Sunday, January 15, 2006

The Lesson

Two examples, one lesson:

1) Seahawks up 17-10, 5:17 left in the 4th quarter. Third and 6 from their own 48. A Washington stop here gets them the ball back with a ton of time on the clock. MVP Shaun Alexander is out because of a concussion. Backup running back Maurice Morris had been stopped for minimal yards on first and second down this drive. The Seahawks send the receivers wide, showing the importance of this first down. Instead, they hand the ball off to 34 year old, 13 year veteran fullback Mack Strong. Strong beats a blitzing safety and gets loose in the secondary, cracking off a 32 yard run down to the Washington 20. The run turns out to be the longest in Strong's career, and the longest in Seattle Seahawks postseason history. After a few rushing plays (including another tough 5 yarder from Strong), the Seahawks' Josh Brown drills a gimme 31 yarder to go up 20-10, a two score lead with just 2:58 to play. If not for Strong's big run, there's no telling if the Seahawks hold on.

2) Denver up 10-6, 4:39 left in the 3rd quarter. Brady starts humming, driving the Pats from their own 22 to Denver's 10 in just three passes. After a penalty and a couple of 5 yard plays, it's third and virtually goal from the 5. Brady looks for Troy Brown in the corner, but Champ Bailey makes a ridiculous play on the ball, picking off the three time Super Bowl champ and (as Bill Simmons never fails to remind us) a guy who has never lost a playoff game in his life. Bailey streaks down the field 100 yards, nearly scoring, but he's caught from behind at the one yard line by a 253 yard tight end - Ben Watson. After an unsuccessful New England challenge, Mike Anderson gets in the end zone for a touchdown. What could've been a 13-10 lead for the Patriots going into the fourth quarter immediately became a 17-6 two possession game heading into the fourth quarter, on the road against a run-first team. Bailey's pick makes an enormous difference in the game, changing the complexion entirely.

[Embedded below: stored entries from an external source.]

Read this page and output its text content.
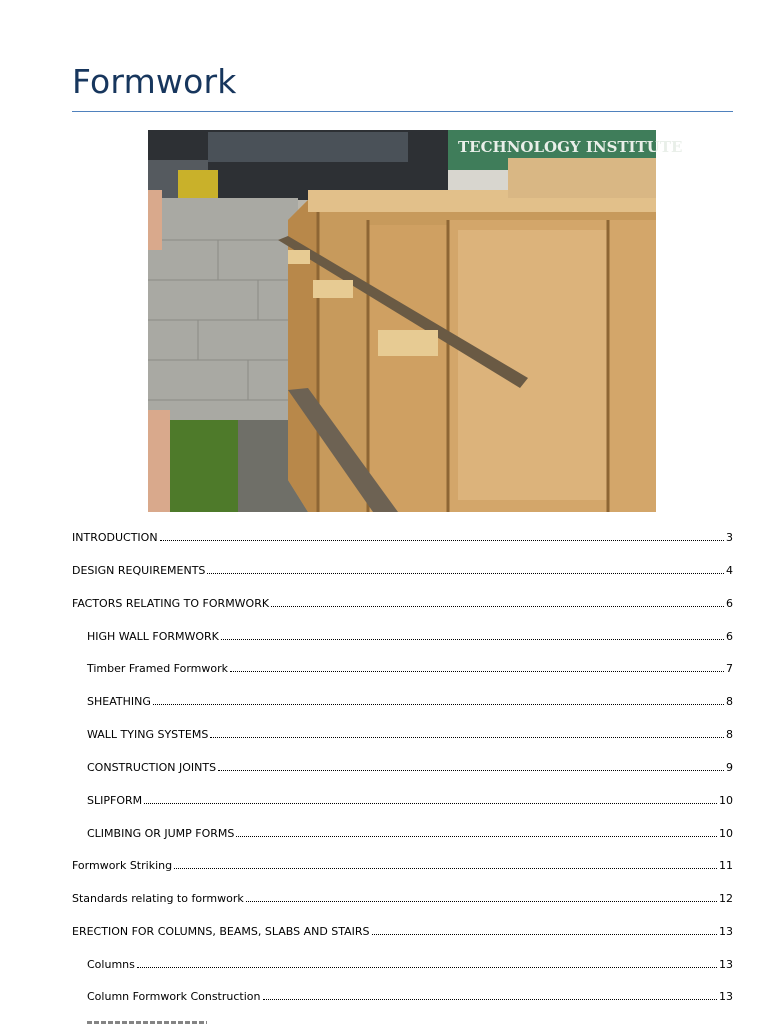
Formwork
TECHNOLOGY INSTITUTE
INTRODUCTION	3
DESIGN REQUIREMENTS	4
FACTORS RELATING TO FORMWORK	6
HIGH WALL FORMWORK	6
Timber Framed Formwork	7
SHEATHING	8
WALL TYING SYSTEMS	8
CONSTRUCTION JOINTS	9
SLIPFORM	10
CLIMBING OR JUMP FORMS	10
Formwork Striking	11
Standards relating to formwork	12
ERECTION FOR COLUMNS, BEAMS, SLABS AND STAIRS	13
Columns	13
Column Formwork Construction	13
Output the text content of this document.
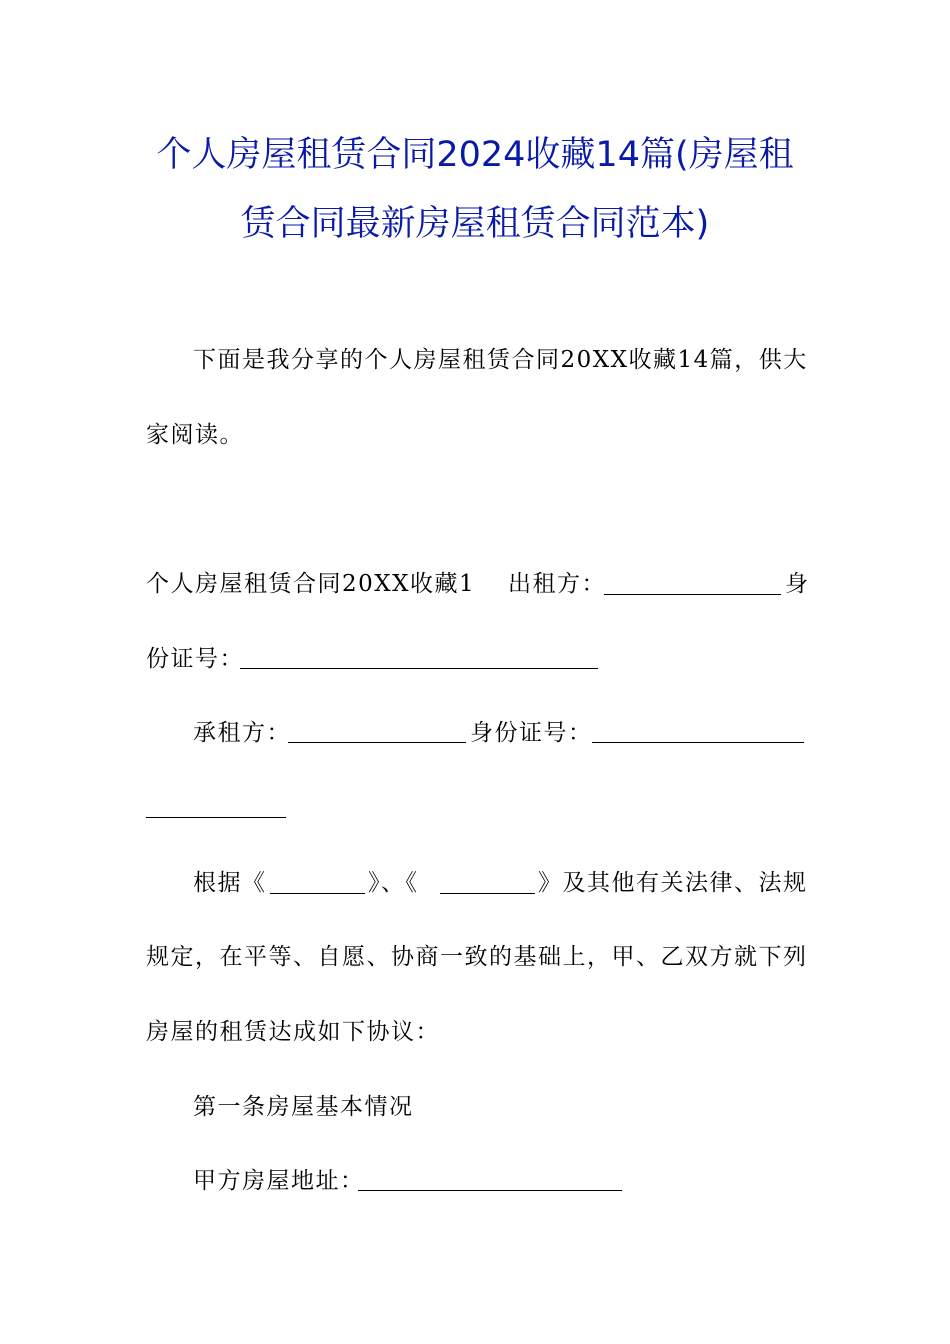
个人房屋租赁合同2024收藏14篇(房屋租
赁合同最新房屋租赁合同范本)
下面是我分享的个人房屋租赁合同20XX收藏14篇，供大
家阅读。
个人房屋租赁合同20XX收藏1 出租方：	身
份证号：
承租方：	身份证号：
根据《	》、《	》及其他有关法律、法规
规定，在平等、自愿、协商一致的基础上，甲、乙双方就下列
房屋的租赁达成如下协议：
第一条房屋基本情况
甲方房屋地址：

Of course, the readers know what I'm getting at. What do Strong and Bailey have in common (and Ben Watson for that matter)? Do. Not. Fuck. With. The. Dawgs. (unless you're another Dawg).

In fact, suiting up yesterday were 11 Bulldogs. Strong, Bailey, Watson, George Foster, Nic Clemons, Chris Clemons, Phillip Daniels (who had a decent game for the Redskins, knocking down a pass on a big play early), Demetric Evans, David Greene, Patrick Pass, and Richard Seymour (a beast, as always). Mere quantity doesn't seem to make the difference, since both losing sides had more Dawgs. It's purely playmaking qualities.

Today's games, if one were wise, one would watch for big plays from Carolina's Thomas Davis or Will Witherspoon on defense, with maybe a John Kasay 50 yarder to win it. Or in the event of a Steelers upset, watch for a big play from Verron Haynes or a huge game from Hines Ward. The Bears and Colts have no Dawgs, and in fact the Bears rely on Florida Gators at several key positions (Grossman, Alex Brown, Ian Scott) and also we all know whose band the Colts' most important player used to direct.

If the home teams suffer defeats today, you'll know why.

UPDATE: I rule for suggesting it. DO. NOT. FUCK. WITH. THE. DAWGS. Also, I like the Steelers and the Seahawks nest week. And the Seahawks in the Super Bowl. Go ahead and load up on it for that mortgage payment, bitches.